The data of the first fortnight of December showed that exports declined by more than 3 percent, meaning the growth may continue falling in the whole month, she said.
It is difficult to project the trend since the global market looks volatile due to the emergence of a number of factors such as the EU-Vietnam free trade agreement, the strategic move by China to offset the impact of punitive tariff by lowering prices, and the emergence of new sourcing destinations, according to Huq.
“The growing share of online sales will also bring a major disruption to the conventional way of doing business in the medium term. If we do not take proper steps now to get ourselves at par with our competitors, it will be difficult to get the rhythm back in our exports.”
The probable fallout could be closure of more factories, displacements of more workers and a decline in export earnings, which might affect the overall macro-economic performance of the country, she said.
“We have appealed to the government for a few policy support to tackle the crisis.”
The government also responded and lowered the source tax on garment export to 0.25 percent.

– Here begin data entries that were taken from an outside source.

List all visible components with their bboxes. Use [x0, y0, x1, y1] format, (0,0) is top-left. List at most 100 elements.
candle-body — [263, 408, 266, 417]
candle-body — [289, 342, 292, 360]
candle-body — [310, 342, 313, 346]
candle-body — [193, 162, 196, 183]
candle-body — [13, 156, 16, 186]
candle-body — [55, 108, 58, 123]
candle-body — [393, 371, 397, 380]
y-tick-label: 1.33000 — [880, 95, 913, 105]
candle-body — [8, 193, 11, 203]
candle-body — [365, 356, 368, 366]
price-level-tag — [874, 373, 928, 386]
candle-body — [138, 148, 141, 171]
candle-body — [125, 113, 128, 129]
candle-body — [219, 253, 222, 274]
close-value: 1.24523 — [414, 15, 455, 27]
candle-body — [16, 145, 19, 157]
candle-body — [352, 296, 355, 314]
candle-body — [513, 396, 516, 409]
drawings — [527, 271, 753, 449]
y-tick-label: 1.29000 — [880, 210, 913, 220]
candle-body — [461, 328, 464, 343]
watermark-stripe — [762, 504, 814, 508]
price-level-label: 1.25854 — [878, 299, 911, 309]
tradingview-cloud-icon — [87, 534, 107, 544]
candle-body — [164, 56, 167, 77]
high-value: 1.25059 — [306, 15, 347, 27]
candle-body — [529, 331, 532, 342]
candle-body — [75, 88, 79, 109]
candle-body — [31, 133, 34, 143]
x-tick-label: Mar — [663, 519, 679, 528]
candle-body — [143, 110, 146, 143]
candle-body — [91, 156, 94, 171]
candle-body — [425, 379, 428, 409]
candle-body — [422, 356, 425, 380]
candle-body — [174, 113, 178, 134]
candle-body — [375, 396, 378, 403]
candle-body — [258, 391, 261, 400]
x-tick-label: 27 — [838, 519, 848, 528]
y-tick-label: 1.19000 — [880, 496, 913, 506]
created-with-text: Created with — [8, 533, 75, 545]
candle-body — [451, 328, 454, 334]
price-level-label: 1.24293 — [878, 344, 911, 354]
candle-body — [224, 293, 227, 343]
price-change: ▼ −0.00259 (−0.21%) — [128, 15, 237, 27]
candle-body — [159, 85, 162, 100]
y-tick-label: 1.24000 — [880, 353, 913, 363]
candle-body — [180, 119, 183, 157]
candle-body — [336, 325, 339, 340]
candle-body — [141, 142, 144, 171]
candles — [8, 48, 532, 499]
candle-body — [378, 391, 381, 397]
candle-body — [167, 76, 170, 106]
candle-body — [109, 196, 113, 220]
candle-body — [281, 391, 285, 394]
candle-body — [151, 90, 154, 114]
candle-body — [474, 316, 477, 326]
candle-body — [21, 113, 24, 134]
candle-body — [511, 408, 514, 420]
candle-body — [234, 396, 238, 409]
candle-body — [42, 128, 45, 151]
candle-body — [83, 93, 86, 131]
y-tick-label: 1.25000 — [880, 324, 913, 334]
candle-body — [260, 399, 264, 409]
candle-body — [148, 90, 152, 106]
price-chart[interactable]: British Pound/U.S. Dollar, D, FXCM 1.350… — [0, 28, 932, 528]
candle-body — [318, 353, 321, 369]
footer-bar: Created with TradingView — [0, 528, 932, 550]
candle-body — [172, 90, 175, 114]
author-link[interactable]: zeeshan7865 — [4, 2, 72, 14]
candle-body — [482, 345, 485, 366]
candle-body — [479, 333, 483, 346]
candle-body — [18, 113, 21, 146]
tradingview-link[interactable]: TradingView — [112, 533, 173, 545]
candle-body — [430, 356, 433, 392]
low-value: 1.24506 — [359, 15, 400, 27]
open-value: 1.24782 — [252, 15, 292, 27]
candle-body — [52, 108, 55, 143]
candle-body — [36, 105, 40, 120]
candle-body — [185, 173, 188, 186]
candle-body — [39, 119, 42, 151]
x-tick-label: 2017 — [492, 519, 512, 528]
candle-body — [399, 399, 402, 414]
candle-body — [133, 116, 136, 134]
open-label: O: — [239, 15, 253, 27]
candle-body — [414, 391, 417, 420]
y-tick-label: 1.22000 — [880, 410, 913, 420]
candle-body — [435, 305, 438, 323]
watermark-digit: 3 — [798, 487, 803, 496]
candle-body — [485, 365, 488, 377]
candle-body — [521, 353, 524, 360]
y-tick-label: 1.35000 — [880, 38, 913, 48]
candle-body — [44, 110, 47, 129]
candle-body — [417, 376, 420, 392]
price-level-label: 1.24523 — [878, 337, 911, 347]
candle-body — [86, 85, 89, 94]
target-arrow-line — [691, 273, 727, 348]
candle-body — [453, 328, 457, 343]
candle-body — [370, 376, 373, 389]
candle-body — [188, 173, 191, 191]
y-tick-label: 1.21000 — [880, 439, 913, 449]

“However, we have demanded for the retrospective effect of it like previous years,” Huq said.
“At the same time we have requested for withdrawal of the conditions to avail the 1 percent special incentive and also for withdrawal of tax on incentives.”
She said since the exchange rate has become a major downside of the country’s competitiveness, the BGMEA hopes the government will be considerate to allow a premium—for example, Tk 5 per US dollar on 25 percent of export value—on the local retention on garments exports.
According to Huq, diversification of the industry is one of the most important priorities now and the sector needs special incentive to encourage product and material diversification and innovation.
“For long-term business sustainability, we need an exit policy.”
Ahsan H Mansur, executive director of the Policy Research Institute of Bangladesh, argued for a temporary devaluation of the taka against the US dollar for some selective exportable garment items.
For instance, the government can devalue the greenback for the manmade fibre garment and synthetic fibre garment exports, he said.
If the government devalues the local currency against the dollar for selective items, product diversification will take place automatically, he said.
Mansur also said the taka can be devalued to Tk 90 against a US dollar right at this moment. However, the government should also notice whether the inflation goes up due to the devaluation of the currency, he said.
“Currency devaluation is not a permanent solution,” he said.
The garment industry has to increase its efficiency at least by 30 percent if it wants to be more competitive globally, said Mansur, also a former economist of the International Monetary Fund.
“The sector can obtain efficiency through efficient management practices, technology selection and product and market diversification.”